Compte tenu de ce contexte, il nous faut, urgemment, œuvrer afin que nos familles retrouvent sens et force. Tant qu’elles n’auront pas retrouvé leur équilibre et leur détermination originels, prônés par le Messager de Dieu, avec pour pilier central une épouse et mère respectée, honorée, informée de ses obligations et des affaires de la religion, une femme heureuse et épanouie, participant pleinement à l’effort collectif, alliée à un mari proche des siens et engagé dans le monde, et à un entourage œuvrant pour le bien commun, nos familles resteront fragiles, perméables, malléables, nos enfants grandiront dans le doute, le manque de confiance en eux et envers leurs proches, fragilisant encore plus la génération suivante…

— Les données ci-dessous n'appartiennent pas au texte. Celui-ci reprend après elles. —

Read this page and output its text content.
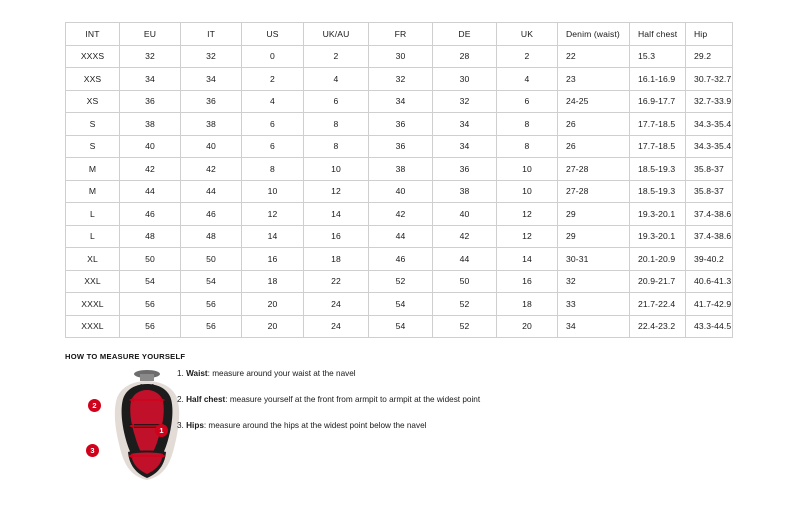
INT	EU	IT	US	UK/AU	FR	DE	UK	Denim (waist)	Half chest	Hip
XXXS	32	32	0	2	30	28	2	22	15.3	29.2
XXS	34	34	2	4	32	30	4	23	16.1-16.9	30.7-32.7
XS	36	36	4	6	34	32	6	24-25	16.9-17.7	32.7-33.9
S	38	38	6	8	36	34	8	26	17.7-18.5	34.3-35.4
S	40	40	6	8	36	34	8	26	17.7-18.5	34.3-35.4
M	42	42	8	10	38	36	10	27-28	18.5-19.3	35.8-37
M	44	44	10	12	40	38	10	27-28	18.5-19.3	35.8-37
L	46	46	12	14	42	40	12	29	19.3-20.1	37.4-38.6
L	48	48	14	16	44	42	12	29	19.3-20.1	37.4-38.6
XL	50	50	16	18	46	44	14	30-31	20.1-20.9	39-40.2
XXL	54	54	18	22	52	50	16	32	20.9-21.7	40.6-41.3
XXXL	56	56	20	24	54	52	18	33	21.7-22.4	41.7-42.9
XXXL	56	56	20	24	54	52	20	34	22.4-23.2	43.3-44.5
HOW TO MEASURE YOURSELF
1
2
3
1. Waist: measure around your waist at the navel
2. Half chest: measure yourself at the front from armpit to armpit at the widest point
3. Hips: measure around the hips at the widest point below the navel
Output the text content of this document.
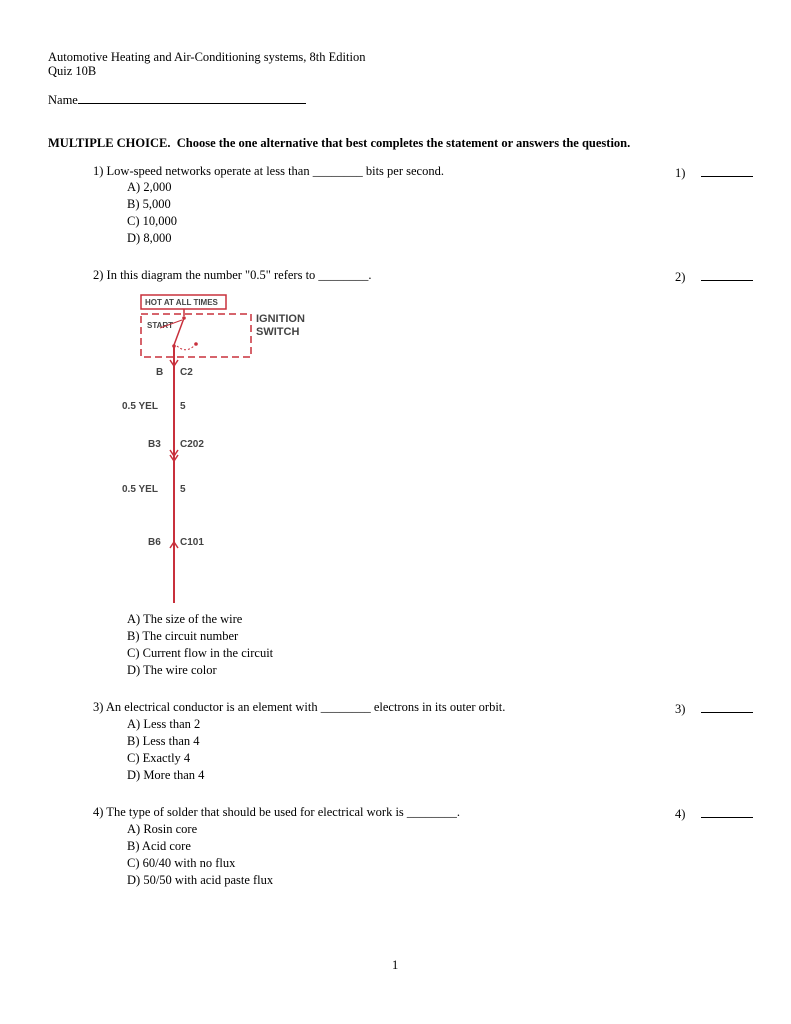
Automotive Heating and Air-Conditioning systems, 8th Edition
Quiz 10B
Name
MULTIPLE CHOICE. Choose the one alternative that best completes the statement or answers the question.
1) Low-speed networks operate at less than ________ bits per second.	1)
A) 2,000
B) 5,000
C) 10,000
D) 8,000
2) In this diagram the number "0.5" refers to ________.	2)
HOT AT ALL TIMES
START
IGNITION
SWITCH
B C2
0.5 YEL 5
B3 C202
0.5 YEL 5
B6 C101
A) The size of the wire
B) The circuit number
C) Current flow in the circuit
D) The wire color
3) An electrical conductor is an element with ________ electrons in its outer orbit.	3)
A) Less than 2
B) Less than 4
C) Exactly 4
D) More than 4
4) The type of solder that should be used for electrical work is ________.	4)
A) Rosin core
B) Acid core
C) 60/40 with no flux
D) 50/50 with acid paste flux
1
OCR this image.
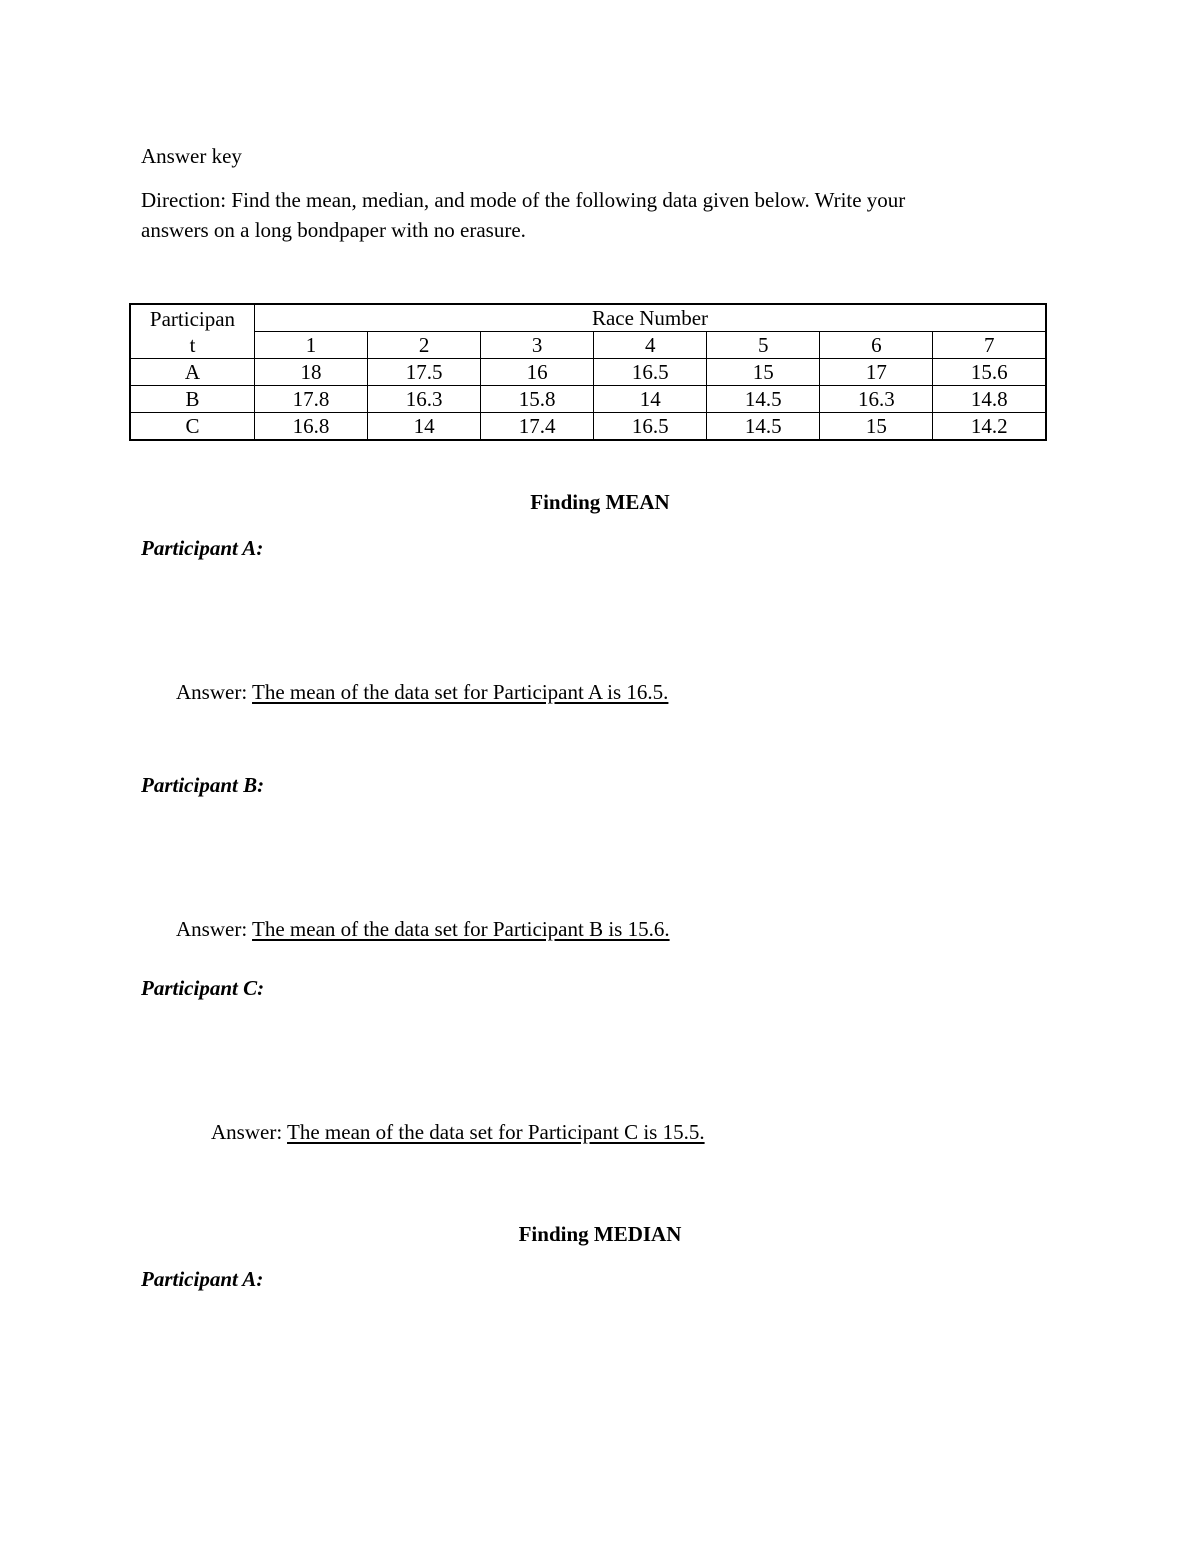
Answer key
Direction: Find the mean, median, and mode of the following data given below. Write your
answers on a long bondpaper with no erasure.
Participan
t	Race Number						
	1	2	3	4	5	6	7
A	18	17.5	16	16.5	15	17	15.6
B	17.8	16.3	15.8	14	14.5	16.3	14.8
C	16.8	14	17.4	16.5	14.5	15	14.2
Finding MEAN
Participant A:
Answer: The mean of the data set for Participant A is 16.5.
Participant B:
Answer: The mean of the data set for Participant B is 15.6.
Participant C:
Answer: The mean of the data set for Participant C is 15.5.
Finding MEDIAN
Participant A:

Si nous ne parvenons pas, dans les années futures, à nous rapprocher du modèle prophétique de la vie familiale et communautaire, nous risquons fort de ne pas parvenir à convaincre nos concitoyens du bien-fondé de notre vision du mariage, de la famille, de l’importance des liens de parenté, ni ne pourrons, par conséquent, faire rayonner de manière large et durable le message de Dieu. C’est le sens incontestable de l’invocation contenue dans le verset 74 de la sourate Le Discernement et par lequel nous clôturerons le présent article : « Seigneur, donne-nous, en nos épouses et nos descendants, la joie des yeux, et fais de nous un guide pour les pieux”.

 


[1] Abdessalam Yassine, Islamiser la modernité, Dar al Afak, mars 1998, p.190-191.

[2] Sourate Le Discernement/V63-74, notamment.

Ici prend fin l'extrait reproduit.